Gugatan Holding BUMN Pertambangan Ditolak MA

Kamis, 15 Maret 2018 | 19:47 WIB
Gugatan Holding BUMN Pertambangan Ditolak MA
Gedung Mahkamah Agung di Jalan Medan Merdeka Utara, Jakarta Pusat, Sabtu (12/3/2016). [Suara.com/Adhitya Himawan]
Follow Suara.com untuk mendapatkan informasi terkini. Klik WhatsApp Channel & Google News

Suara.com - Induk usaha pertambangan milik negara PT Indonesia Asahan Aluminium (Persero), atau Inalum, menyambut baik putusan Mahkamah Agung (MA) yang menolak gugatan uji materil materil atas Peraturan Pemerintah (PP) Nomor 47 tahun 2017 tentang Penambahan Penyertaan Modal Negara ke Dalam Modal Saham Inalum. Gugatan ini diajukan oleh Koalisi Masyarakat Sipil Penyelamat BUMN.

Putusan MA itu telah keluar pada 6 Maret, 2018. Hasil putusan atas perkara ini menegaskan PP 47/2017 tidak melanggar ketentuan Undang-Undang (UU) BUMN dan UU Keuangan Negara, sehingga tetap sesuai dengan tujuan Undang-Undang Dasar (UUD 45) pasal 33 ayat 2 dan 3.

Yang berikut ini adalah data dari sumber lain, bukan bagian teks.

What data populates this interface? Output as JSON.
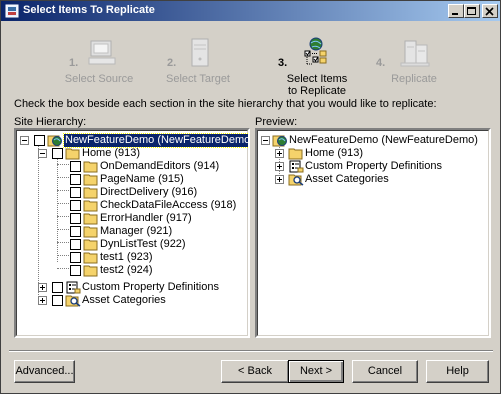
{
  "window": {
    "title": "Select Items To Replicate"
  },
  "steps": [
    {
      "num": "1.",
      "label": "Select Source",
      "active": false
    },
    {
      "num": "2.",
      "label": "Select Target",
      "active": false
    },
    {
      "num": "3.",
      "label": "Select Items to Replicate",
      "label_line1": "Select Items",
      "label_line2": "to Replicate",
      "active": true
    },
    {
      "num": "4.",
      "label": "Replicate",
      "active": false
    }
  ],
  "instructions": "Check the box beside each section in the site hierarchy that you would like to replicate:",
  "site_hierarchy": {
    "label": "Site Hierarchy:",
    "root": "NewFeatureDemo (NewFeatureDemo)",
    "home": "Home (913)",
    "pages": [
      "OnDemandEditors (914)",
      "PageName (915)",
      "DirectDelivery (916)",
      "CheckDataFileAccess (918)",
      "ErrorHandler (917)",
      "Manager (921)",
      "DynListTest (922)",
      "test1 (923)",
      "test2 (924)"
    ],
    "custom_props": "Custom Property Definitions",
    "asset_categories": "Asset Categories"
  },
  "preview": {
    "label": "Preview:",
    "root": "NewFeatureDemo (NewFeatureDemo)",
    "home": "Home (913)",
    "custom_props": "Custom Property Definitions",
    "asset_categories": "Asset Categories"
  },
  "buttons": {
    "advanced": "Advanced...",
    "back": "< Back",
    "next": "Next >",
    "cancel": "Cancel",
    "help": "Help"
  },
  "colors": {
    "titlebar_start": "#0a246a",
    "titlebar_end": "#a6caf0",
    "face": "#d4d0c8",
    "selection": "#0a246a",
    "folder": "#f5d36b"
  }
}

Budi G. Sadikin, Presiden Direktur PT Inalum, mengatakan Putusan MA tersebut memberikan kepastian hukum terkait status Holding industri pertambangan. "Keberadaan Holding, sebagai kepanjangan tangan negara, justru merupakan wujud nyata pelaksanaan UUD 1945 pasal 33,” kata Budi di Jakarta, Kamis (15/3/2018).

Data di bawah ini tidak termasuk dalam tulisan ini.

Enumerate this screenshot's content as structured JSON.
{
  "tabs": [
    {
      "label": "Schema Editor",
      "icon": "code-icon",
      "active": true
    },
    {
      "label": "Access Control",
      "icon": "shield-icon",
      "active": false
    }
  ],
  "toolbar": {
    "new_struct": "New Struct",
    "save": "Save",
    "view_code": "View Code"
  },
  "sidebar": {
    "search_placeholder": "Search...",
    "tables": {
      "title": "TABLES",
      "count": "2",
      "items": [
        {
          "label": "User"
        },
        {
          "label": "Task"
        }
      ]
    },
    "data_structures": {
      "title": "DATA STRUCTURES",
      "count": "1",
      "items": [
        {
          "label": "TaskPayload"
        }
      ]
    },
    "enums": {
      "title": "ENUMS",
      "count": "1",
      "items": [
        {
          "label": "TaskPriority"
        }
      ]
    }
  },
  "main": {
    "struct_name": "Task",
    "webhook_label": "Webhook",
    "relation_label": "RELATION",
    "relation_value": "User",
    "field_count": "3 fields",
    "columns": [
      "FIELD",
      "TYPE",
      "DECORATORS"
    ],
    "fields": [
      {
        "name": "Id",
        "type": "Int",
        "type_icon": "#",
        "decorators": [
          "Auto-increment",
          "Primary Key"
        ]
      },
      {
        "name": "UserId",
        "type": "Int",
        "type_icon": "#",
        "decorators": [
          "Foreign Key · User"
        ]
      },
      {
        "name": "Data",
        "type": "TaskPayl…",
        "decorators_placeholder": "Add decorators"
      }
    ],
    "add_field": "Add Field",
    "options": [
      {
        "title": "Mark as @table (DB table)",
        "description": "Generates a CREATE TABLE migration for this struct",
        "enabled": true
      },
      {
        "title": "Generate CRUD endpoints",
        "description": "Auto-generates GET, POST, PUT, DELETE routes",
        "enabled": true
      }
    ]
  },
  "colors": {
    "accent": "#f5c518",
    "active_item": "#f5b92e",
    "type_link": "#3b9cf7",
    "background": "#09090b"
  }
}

Mantan Direktur Utama Bank Mandiri tersebut berharap Putusan MA ini akan meyakinkan semua pihak terkait tujuan utama Holding BUMN Pertambangan.

"Yaitu untuk benar-benar menerapkan amanat UUD 1945 dimana cabang-cabang produksi yang penting bagi negara dan yang menguasai hajat hidup orang banyak dikuasai oleh negara; dan bumi, air dan kekayaan alam yang terkandung didalamnya dikuasai oleh negara dan dipergunakan untuk sebesarbesarnya kemakmuran rakyat,” tuturnya.

Sebelumnya, Koalisi Masyarakat Sipil Penyelamat BUMN resmi mendaftarkan uji materiil ke Mahkamah Agung (MA) atas Peraturan Pemerintah No. 47 Tahun 2017 tentang Penambahan Penyertaan Modal Negara ke Dalam Modal Saham PT INALUM. Permohonan teregistrasi di Kapaniteraan MA dengan Nomor 001/HUM/2018.

Koalisi tersebut terdiri atas Dr. Ahmad Redi, Dr. Agus Pambagio, Marwan Batubara, Dr. Lukman Manaulang, Pusat Studi Hukum Energi dan Pertambangan, serta Lembaga Konsultasi dan Bantuan Hukum Universitas Sahid Jakarta.

Ahmad mengatakan holdingisasi yang dilakukan Pemerintah dengan menghapus status BUMN (Persero) PT Antam, PT Bukit Asam, dan PT Timah merupakan kebijakan yang bertentangan dengan Pasal 33 ayat (2) dan ayat (3) UUD 1945, UU Keuangan Negara, UU BUMN, dan UU Minerba.

Terbitnya PP 47/2017 membuat negara kehilangan penguasaaan secara langsung atas PT Antam Tbk, PT Bukit Asam Tbk, dan PT Timah Tbk. Padahal, menurut UU Keuangan Negara, penyertaan modal negara harus melalui mekanisme APBN yang berarti harus mendapat persetujuan DPR.

Selain itu, hilangnya kontrol Pemerintah dan DPR secara langsung pada ketiga perusahaan sangat berbahaya mengingat telah terjadi tranformasi kekayaan negara menjadi bukan kekayaan negara lagi. Hal ini berakibat pada hilangnya pengawasan keuangan negara dari Badan Pemeriksa Keuangan (BPK), Badan Pengawasan Keuangan dan Pembangunan (BPKP), dan Komisi Pemberantasan Korupsi (KPK).